Latest figures from Singapore General Hospital (SGH), National University Hospital (NUH) and Changi General Hospital (CGH) show that non-emergency patients make up more than half of their A&E cases.
But the worst is at Khoo Teck Puat Hospital (KTPH) in Yishun.
Last year, of the 400 A&E patients it saw daily, about 70 per cent were non-emergency or what the hospitals call P3 (Priority 3) cases.
These are patients with mild ailments, such as a sprain or stomach ache, that can be treated easily by a general practitioner (GP).
The stubbornly high proportion of P3 cases has driven the Government to plan yet another public education campaign for later this year.
It has been doing so for more than 20 years.
The last was in 2010, when a six-month drive stressed that the A&E department is for medical conditions that can result in complications or death.
Every hospital has also taken to installing real-time signs that show the expected waiting time.
Most, like KTPH, have posters as well at the entrance of the A&E department, advising patients to visit their GPs for mild conditions.
CGH, in addition, lets GPs hold teleconferences with an emergency medicine specialist for P3 patients the hospital has referred to them.
But figures show that these messages have yet to sink in.
This, despite P3 patients having to wait from one hour to as long as seven hours to see a doctor, as priority is given to critically ill P1 and P2 (Priority 1 and 2) cases involving say, fractures and persistent vomiting.
Most non-emergency patients tend to be down with low-grade fever, the common cold, a sprain or a muscle strain.
Cleaner Chew Juat Noan, 56, is a typical example. She went to CGH last Wednesday because "my husband felt I should get an X-ray as I've been coughing for three weeks", she said.
Two common examples of non-emergencies are: gastrointestinal problems with symptoms such as diarrhoea and vomiting - a GP can take care of such cases; and upper respiratory infections, like colds, which would usually disappear without treatment.
Hospitals gave several reasons for people making the A&E their first stop for any aches or pain.
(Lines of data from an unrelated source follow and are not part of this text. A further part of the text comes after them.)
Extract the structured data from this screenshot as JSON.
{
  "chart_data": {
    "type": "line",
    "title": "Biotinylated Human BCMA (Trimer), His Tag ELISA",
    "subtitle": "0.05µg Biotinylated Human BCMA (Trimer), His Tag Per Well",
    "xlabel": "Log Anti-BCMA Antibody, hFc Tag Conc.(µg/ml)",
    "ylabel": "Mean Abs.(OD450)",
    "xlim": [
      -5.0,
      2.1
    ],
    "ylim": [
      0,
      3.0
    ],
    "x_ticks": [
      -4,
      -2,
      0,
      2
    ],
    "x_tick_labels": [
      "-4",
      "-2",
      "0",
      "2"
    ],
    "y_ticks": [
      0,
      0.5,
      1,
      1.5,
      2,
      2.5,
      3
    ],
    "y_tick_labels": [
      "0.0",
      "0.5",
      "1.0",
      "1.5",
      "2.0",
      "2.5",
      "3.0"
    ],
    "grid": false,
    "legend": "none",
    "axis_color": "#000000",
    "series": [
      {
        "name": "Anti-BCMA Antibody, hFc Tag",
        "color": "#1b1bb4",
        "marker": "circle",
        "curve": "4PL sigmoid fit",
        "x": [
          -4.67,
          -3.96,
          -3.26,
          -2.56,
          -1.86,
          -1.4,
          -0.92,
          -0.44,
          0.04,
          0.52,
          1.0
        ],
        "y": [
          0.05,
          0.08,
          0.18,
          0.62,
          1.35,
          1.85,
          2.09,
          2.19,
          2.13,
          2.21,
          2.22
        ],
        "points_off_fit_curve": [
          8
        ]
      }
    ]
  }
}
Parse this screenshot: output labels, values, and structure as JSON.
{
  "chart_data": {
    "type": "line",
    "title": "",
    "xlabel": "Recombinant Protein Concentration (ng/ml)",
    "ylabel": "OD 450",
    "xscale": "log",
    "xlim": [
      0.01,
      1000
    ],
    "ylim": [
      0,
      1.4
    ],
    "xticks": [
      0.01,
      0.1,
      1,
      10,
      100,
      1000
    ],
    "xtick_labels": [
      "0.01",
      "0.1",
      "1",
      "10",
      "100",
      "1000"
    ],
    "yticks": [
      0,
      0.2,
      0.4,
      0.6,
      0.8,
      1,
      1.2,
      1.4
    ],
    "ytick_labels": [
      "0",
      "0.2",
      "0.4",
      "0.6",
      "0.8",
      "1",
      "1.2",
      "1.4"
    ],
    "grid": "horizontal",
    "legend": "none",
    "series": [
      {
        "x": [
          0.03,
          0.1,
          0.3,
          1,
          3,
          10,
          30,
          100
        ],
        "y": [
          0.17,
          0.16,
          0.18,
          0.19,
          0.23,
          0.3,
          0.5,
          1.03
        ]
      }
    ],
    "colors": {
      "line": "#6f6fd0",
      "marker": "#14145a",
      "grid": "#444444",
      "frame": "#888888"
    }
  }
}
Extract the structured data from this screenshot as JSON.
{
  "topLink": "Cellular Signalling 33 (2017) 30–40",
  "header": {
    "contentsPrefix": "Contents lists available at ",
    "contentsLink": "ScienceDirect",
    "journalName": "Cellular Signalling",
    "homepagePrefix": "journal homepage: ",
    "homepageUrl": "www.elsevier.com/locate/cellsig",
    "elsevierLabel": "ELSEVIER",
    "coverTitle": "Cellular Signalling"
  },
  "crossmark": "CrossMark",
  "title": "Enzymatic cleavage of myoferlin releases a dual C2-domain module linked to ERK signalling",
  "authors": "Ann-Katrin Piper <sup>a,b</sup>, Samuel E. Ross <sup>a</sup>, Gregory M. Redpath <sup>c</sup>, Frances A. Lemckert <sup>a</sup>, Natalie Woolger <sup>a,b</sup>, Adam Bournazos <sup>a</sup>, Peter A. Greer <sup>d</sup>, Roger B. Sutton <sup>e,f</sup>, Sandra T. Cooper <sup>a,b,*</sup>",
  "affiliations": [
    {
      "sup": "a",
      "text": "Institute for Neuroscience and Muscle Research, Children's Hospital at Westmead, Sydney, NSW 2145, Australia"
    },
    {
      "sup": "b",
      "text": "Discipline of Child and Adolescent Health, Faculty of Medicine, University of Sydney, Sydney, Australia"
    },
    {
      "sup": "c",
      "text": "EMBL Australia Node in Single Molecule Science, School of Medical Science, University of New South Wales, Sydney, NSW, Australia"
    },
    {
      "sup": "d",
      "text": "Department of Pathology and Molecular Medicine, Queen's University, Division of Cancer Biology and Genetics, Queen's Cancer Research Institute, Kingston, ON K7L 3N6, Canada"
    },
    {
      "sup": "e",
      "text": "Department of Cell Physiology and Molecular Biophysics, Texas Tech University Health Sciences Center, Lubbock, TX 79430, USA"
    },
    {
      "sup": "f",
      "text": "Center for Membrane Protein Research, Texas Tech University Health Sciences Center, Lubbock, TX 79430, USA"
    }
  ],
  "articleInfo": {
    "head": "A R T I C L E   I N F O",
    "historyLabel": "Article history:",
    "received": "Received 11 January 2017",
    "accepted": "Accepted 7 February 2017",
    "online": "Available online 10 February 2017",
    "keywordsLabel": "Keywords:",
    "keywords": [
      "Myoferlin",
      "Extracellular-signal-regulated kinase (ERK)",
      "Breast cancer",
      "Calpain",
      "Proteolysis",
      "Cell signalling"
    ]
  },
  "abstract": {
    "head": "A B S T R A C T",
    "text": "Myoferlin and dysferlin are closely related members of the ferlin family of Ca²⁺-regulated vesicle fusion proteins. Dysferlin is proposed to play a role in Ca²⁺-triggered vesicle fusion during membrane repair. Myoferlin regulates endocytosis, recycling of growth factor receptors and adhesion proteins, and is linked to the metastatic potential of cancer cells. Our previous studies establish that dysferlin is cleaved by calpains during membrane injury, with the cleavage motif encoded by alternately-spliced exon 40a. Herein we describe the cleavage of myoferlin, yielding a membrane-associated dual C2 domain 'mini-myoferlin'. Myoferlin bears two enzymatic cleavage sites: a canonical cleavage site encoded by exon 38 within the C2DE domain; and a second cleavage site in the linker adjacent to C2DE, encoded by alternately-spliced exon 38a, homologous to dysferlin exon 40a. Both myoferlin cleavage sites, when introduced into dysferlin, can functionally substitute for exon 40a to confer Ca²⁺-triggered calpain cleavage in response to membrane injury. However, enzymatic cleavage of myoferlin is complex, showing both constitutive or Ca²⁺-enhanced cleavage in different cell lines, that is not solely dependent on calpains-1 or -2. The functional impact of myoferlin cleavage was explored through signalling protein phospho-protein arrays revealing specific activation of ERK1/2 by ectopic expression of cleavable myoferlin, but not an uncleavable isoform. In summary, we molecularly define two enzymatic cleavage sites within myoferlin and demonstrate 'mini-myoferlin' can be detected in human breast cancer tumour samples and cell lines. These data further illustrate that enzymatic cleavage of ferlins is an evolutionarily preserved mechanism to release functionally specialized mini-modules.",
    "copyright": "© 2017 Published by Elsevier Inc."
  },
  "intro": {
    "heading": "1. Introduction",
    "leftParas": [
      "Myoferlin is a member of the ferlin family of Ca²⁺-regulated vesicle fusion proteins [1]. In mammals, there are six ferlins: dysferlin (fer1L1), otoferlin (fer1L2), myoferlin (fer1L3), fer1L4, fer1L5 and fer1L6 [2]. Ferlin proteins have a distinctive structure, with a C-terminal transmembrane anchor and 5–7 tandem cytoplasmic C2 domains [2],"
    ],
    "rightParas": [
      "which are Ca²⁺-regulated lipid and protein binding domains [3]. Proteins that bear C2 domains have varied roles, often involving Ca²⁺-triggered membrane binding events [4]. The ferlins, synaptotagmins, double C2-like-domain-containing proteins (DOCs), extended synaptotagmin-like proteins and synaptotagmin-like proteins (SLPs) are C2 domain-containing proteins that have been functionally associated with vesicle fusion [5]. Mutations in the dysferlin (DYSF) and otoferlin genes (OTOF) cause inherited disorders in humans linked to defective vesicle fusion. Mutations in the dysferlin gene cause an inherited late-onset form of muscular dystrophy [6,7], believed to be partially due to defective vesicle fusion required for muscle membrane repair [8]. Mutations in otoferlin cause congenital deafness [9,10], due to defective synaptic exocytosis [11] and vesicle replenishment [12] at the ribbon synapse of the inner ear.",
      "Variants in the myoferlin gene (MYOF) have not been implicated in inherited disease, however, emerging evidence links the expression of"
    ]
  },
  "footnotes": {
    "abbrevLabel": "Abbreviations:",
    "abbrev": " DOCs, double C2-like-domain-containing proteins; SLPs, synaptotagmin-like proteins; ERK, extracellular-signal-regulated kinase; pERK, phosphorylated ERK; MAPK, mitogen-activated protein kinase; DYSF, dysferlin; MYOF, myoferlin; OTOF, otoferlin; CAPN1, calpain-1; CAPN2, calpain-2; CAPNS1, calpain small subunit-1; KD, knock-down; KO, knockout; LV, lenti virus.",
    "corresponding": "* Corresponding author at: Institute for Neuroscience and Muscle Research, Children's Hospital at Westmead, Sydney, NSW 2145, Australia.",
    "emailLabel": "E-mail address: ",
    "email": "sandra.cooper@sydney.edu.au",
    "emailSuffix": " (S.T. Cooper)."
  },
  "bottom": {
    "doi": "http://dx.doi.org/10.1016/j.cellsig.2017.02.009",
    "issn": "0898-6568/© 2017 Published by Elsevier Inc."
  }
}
KTPH, as the only tertiary hospital in the northern part of Singapore, inevitably becomes the place for residents anxious for a swift solution to their medical problems, said its spokesman.
CGH's emergency medicine chief Mohan Tiru blames the phenomenon on the popular perception that hospitals are a one-stop shop for a comprehensive range of services, and that they provide better care.
Also, patients believe that they will be referred eventually to the hospital. But only about 0.5 per cent of the P3 cases require admission, he added.
Ministry of Health (MOH) figures show that only fewer than 10 per cent of mild to moderate cases need to be hospitalised.
NUH's emergency medicine head, Associate Professor Malcolm Mahadevan, pinpointed the ageing population as a reason, saying more patients with chronic conditions head to the A&E for their minor ailments.
But, the head of Tan Tock Seng Hospital's emergency department, Dr Tay Seow Yian, noted that an elderly person with the same ailment as someone who is younger and healthier would require more attention.
His hospital, mainly for people living in central and northern Singapore, tends to have patients who are 10 years older than those in other parts of the island.
Overall, public hospital emergency attendance is on the rise.
Every year for the past five years, it has been going up by 5.4 per cent, which is an additional 36,000 visits, said an MOH spokesman.
Last year, the six restructured public hospitals treated more than 785,000 A&E cases.
CGH is seeing more P1 cases as well. In 2006, the daily average was 26. Last year, it was 43.
Patients pay a flat fee of about $95 for A&E consultations, which include medicine, basic tests and X-ray services.
While a gradient of fees has been discussed, doctors like Associate Professor Mohan are against it.
"Certain conditions, like heart attacks, need to be treated quickly. Price differentials can cause delays in getting medical help," he said.